On pourrait dire que la situation dans le chef-lieu de l’Equateur avait même volé la vedette aux matches retour de Champions League africaine que livraient ce dimanche pascal deux équipes congolaises, le TP Mazembe et le FC Lupopo.

La radio onusienne est revenue à la charge, dans son édition de 18 h, heure de Kinshasa, soit 17 h GMT, pour annoncer la reprise de l’aéroport de Mbandaka par les FARDC avec l’appui des troupes onusiennes dont «Joseph Kabila» et son entourage exige le départ définitif du pays d’ici à juin 2011.

Pour la petite histoire, depuis un certain temps, la province de l’Equateur à l’instar de bon nombre de coins du pays (Dungu dans la province Orientale, Malemba-Nkulu dans le Nord Katanga, des localités du Maniema, du Nord Kivu et du Sud Kivu contrôlées par les FDLR et d’autres groupes armés) est devenue une zone à forte turbulence. L’ordre y est rétabli et maintenu grâce à l’appui de la MONUC. C’est un euphémisme !

Des analystes avertis affirment que ce sont les troupes onusiennes qui y jouent le rôle dévolu aux FARDC. Et dire qu’elles doivent plier bagages, selon le vœu pressant du gouvernement ! Mais que cache cette attitude on ne peut plus suspecte du gouvernement congolais ? La communauté internationale suivra-t-elle les caprices de ceux qui sont plus chauvins que patriotes? Si aujourd’hui, le régime de Kinshasa tient grâce à la MONUC, qu’en sera-t-il après son départ ? Ne risquons-nous pas de rentrer à la case de départ?

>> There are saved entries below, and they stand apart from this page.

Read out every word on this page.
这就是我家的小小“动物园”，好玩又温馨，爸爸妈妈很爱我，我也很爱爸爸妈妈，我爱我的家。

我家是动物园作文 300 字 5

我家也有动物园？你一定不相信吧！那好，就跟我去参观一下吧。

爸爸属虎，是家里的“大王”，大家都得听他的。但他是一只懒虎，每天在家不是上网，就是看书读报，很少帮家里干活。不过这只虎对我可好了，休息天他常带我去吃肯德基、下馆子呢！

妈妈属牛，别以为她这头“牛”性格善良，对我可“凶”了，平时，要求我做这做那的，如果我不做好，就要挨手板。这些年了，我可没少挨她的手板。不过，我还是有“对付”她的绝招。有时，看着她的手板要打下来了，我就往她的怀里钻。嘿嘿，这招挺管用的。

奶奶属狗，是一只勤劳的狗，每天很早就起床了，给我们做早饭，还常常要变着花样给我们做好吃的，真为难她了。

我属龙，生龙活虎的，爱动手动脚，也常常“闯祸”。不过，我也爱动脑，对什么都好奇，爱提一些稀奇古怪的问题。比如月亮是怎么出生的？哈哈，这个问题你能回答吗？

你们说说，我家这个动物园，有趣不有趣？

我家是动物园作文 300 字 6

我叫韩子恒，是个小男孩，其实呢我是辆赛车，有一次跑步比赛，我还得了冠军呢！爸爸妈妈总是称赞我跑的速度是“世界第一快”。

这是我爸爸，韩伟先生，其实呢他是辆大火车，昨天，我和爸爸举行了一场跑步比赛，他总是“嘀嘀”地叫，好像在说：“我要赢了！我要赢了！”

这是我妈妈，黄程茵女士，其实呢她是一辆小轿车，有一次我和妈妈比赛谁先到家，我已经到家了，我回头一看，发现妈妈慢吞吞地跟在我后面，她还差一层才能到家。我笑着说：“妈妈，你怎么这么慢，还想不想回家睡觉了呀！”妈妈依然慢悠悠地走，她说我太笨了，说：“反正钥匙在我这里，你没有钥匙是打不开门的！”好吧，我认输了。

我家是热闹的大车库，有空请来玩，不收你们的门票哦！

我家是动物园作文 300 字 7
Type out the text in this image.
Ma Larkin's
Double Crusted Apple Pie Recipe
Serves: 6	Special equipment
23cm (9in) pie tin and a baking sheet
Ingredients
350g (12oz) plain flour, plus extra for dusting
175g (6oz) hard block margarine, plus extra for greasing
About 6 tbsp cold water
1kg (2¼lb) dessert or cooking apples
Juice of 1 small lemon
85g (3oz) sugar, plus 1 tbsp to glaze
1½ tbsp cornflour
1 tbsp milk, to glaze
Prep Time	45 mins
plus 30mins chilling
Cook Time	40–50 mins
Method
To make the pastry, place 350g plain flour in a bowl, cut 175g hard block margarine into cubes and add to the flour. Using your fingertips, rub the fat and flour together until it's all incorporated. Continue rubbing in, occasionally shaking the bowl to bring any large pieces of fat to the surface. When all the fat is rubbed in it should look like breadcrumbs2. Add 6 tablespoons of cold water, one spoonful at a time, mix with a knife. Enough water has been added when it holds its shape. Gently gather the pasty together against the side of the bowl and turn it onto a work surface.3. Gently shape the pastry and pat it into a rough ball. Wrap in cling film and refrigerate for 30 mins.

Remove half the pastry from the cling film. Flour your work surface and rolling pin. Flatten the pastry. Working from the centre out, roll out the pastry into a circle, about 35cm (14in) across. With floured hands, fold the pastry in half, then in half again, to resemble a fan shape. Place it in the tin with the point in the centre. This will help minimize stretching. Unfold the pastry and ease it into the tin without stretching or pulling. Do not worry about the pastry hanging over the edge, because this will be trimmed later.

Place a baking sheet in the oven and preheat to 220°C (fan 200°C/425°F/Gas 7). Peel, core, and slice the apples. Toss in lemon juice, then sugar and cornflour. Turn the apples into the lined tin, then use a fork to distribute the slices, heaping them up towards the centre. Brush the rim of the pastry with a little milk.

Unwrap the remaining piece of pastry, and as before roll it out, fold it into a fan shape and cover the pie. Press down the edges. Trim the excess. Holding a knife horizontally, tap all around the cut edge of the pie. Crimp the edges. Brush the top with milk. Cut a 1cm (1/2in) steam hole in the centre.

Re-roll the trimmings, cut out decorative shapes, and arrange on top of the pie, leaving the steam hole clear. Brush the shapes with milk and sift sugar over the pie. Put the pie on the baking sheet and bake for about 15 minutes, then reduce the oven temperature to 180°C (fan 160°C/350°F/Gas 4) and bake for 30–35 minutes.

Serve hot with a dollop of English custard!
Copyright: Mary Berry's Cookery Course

Le temps nous le dira certainement.

La récente situation de l’Equateur, précisément l’attaque de la ville de Mbandaka par un groupe armé nous pousse à faire une projection sur ce que peut être la RD Congo au lendemain du départ définitif des troupes onusiennes. La radicalisation du régime en place, la détérioration très accentuée de la situation des droits de l’Homme, la traque des opposants, des journalistes, des défenseurs des droits de l’homme et de toutes les «voix discordantes», la confiscation des libertés publiques risquent de devenir le lot quotidien des Congolais. L’absence d’une armée digne de ce nom et les frustrations de la population peuvent susciter la résurgence des mouvements armés.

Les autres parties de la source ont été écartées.